Ayahuasca is a prepared by boiling or soaking the bark and stems of of the plant together with other plants.  It is rarely made from the ayahuasca vine alone. These additional ingredients are most often the leaves of any of three companion plants -the shrub Chacruna (Psychotria Viridis), -the shrub Sameruca (Psychotria Cartha-ginensis), -and a vine variously called Ocoyage, Chalipanga, Chagraponga, or Huambisa (Diploterys Cabrerana).
The active chemical constituent of the liana is named telepathine, a fluorescent alkaloid belonging to the Beta-carboline family of compounds.
The earliest known devices for shamanic purpose in the Andean lands come from Central Coastal Peru -whale-bone trays and bird-bone tubes, dated approximately 1200 BC.

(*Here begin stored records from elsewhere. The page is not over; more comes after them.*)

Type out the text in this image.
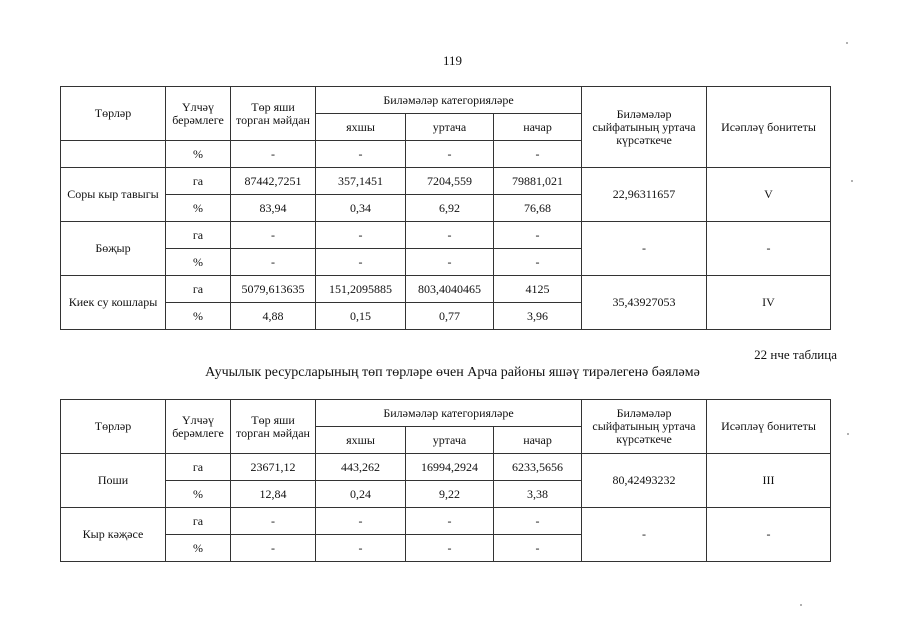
119
Төрләр	Үлчәү берәмлеге	Төр яши торган мәйдан	Биләмәләр категорияләре			Биләмәләр сыйфатының уртача күрсәткече	Исәпләү бонитеты
			яхшы	уртача	начар		
	%	-	-	-	-		
Соры кыр тавыгы	га	87442,7251	357,1451	7204,559	79881,021	22,96311657	V
	%	83,94	0,34	6,92	76,68		
Бөҗыр	га	-	-	-	-	-	-
	%	-	-	-	-		
Киек су кошлары	га	5079,613635	151,2095885	803,4040465	4125	35,43927053	IV
	%	4,88	0,15	0,77	3,96		
22 нче таблица
Аучылык ресурсларының төп төрләре өчен Арча районы яшәү тирәлегенә бәяләмә
Төрләр	Үлчәү берәмлеге	Төр яши торган мәйдан	Биләмәләр категорияләре			Биләмәләр сыйфатының уртача күрсәткече	Исәпләү бонитеты
			яхшы	уртача	начар		
Поши	га	23671,12	443,262	16994,2924	6233,5656	80,42493232	III
	%	12,84	0,24	9,22	3,38		
Кыр кәҗәсе	га	-	-	-	-	-	-
	%	-	-	-	-		
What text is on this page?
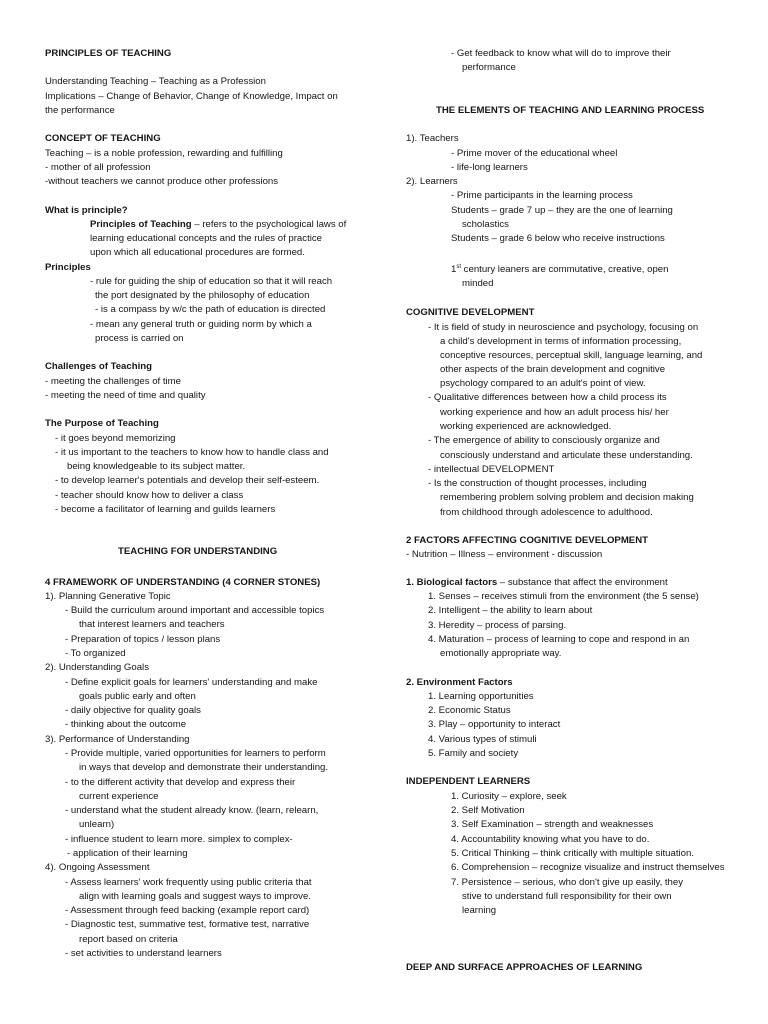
PRINCIPLES OF TEACHING
Understanding Teaching – Teaching as a Profession
Implications – Change of Behavior, Change of Knowledge, Impact on
the performance
CONCEPT OF TEACHING
Teaching – is a noble profession, rewarding and fulfilling
- mother of all profession
-without teachers we cannot produce other professions
What is principle?
Principles of Teaching – refers to the psychological laws of
learning educational concepts and the rules of practice
upon which all educational procedures are formed.
Principles
- rule for guiding the ship of education so that it will reach
the port designated by the philosophy of education
- is a compass by w/c the path of education is directed
- mean any general truth or guiding norm by which a
process is carried on
Challenges of Teaching
- meeting the challenges of time
- meeting the need of time and quality
The Purpose of Teaching
- it goes beyond memorizing
- it us important to the teachers to know how to handle class and
being knowledgeable to its subject matter.
- to develop learner's potentials and develop their self-esteem.
- teacher should know how to deliver a class
- become a facilitator of learning and guilds learners
TEACHING FOR UNDERSTANDING
4 FRAMEWORK OF UNDERSTANDING (4 CORNER STONES)
1). Planning Generative Topic
- Build the curriculum around important and accessible topics
that interest learners and teachers
- Preparation of topics / lesson plans
- To organized
2). Understanding Goals
- Define explicit goals for learners' understanding and make
goals public early and often
- daily objective for quality goals
- thinking about the outcome
3). Performance of Understanding
- Provide multiple, varied opportunities for learners to perform
in ways that develop and demonstrate their understanding.
- to the different activity that develop and express their
current experience
- understand what the student already know. (learn, relearn,
unlearn)
- influence student to learn more. simplex to complex-
- application of their learning
4). Ongoing Assessment
- Assess learners' work frequently using public criteria that
align with learning goals and suggest ways to improve.
- Assessment through feed backing (example report card)
- Diagnostic test, summative test, formative test, narrative
report based on criteria
- set activities to understand learners
- Get feedback to know what will do to improve their
performance
THE ELEMENTS OF TEACHING AND LEARNING PROCESS
1). Teachers
- Prime mover of the educational wheel
- life-long learners
2). Learners
- Prime participants in the learning process
Students – grade 7 up – they are the one of learning
scholastics
Students – grade 6 below who receive instructions
1st century leaners are commutative, creative, open
minded
COGNITIVE DEVELOPMENT
- It is field of study in neuroscience and psychology, focusing on
a child's development in terms of information processing,
conceptive resources, perceptual skill, language learning, and
other aspects of the brain development and cognitive
psychology compared to an adult's point of view.
- Qualitative differences between how a child process its
working experience and how an adult process his/ her
working experienced are acknowledged.
- The emergence of ability to consciously organize and
consciously understand and articulate these understanding.
- intellectual DEVELOPMENT
- Is the construction of thought processes, including
remembering problem solving problem and decision making
from childhood through adolescence to adulthood.
2 FACTORS AFFECTING COGNITIVE DEVELOPMENT
- Nutrition – Illness – environment - discussion
1. Biological factors – substance that affect the environment
1. Senses – receives stimuli from the environment (the 5 sense)
2. Intelligent – the ability to learn about
3. Heredity – process of parsing.
4. Maturation – process of learning to cope and respond in an
emotionally appropriate way.
2. Environment Factors
1. Learning opportunities
2. Economic Status
3. Play – opportunity to interact
4. Various types of stimuli
5. Family and society
INDEPENDENT LEARNERS
1. Curiosity – explore, seek
2. Self Motivation
3. Self Examination – strength and weaknesses
4. Accountability knowing what you have to do.
5. Critical Thinking – think critically with multiple situation.
6. Comprehension – recognize visualize and instruct themselves
7. Persistence – serious, who don't give up easily, they
stive to understand full responsibility for their own
learning
DEEP AND SURFACE APPROACHES OF LEARNING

Elaborated carved mortars used to grind beans, have been uncovered, as well as bone tubes, decorated spoons, and elaborately carved trays. Andean people of the highlands were very knowledgeable in practicing brain surgeries and complex surgical procedures in other organs that could match the use of this particular equipment.
An artwork at Chavin of Huantar shows figures with wide-open eyes and streams of mucus running from their nostrils, as a result of a serious lesion in the brain. Some of these heads appear to be half human and half feline or half bird, depicting a form of shamanic transformation.
Much later in time, the site of Tiahuanaco, one of the most important precursors to the Inca Empire, flourished as the religious administrative capital of a major state power. Here too evidence of the use of mortars to grind herbs points out to be shamanic.
The Incas also had acute observational skills and a keen interest in plants, their growing conditions, not only the new species they encountered, but all the local varieties of familiar cultivated plants, and were devoted to creating the ideal method of cultivation of each plant for every micro-climate formed in their highlands. They were experts in performing brain surgeries using medicinal herbs as powerful tools.
Among the indigenous cultures of the Upper Peruvian Amazon, the Shipibo culture are the one of the few cultural groups that have managed to maintain their language, art, and their knowledge about the use of plants for medicinal purposes.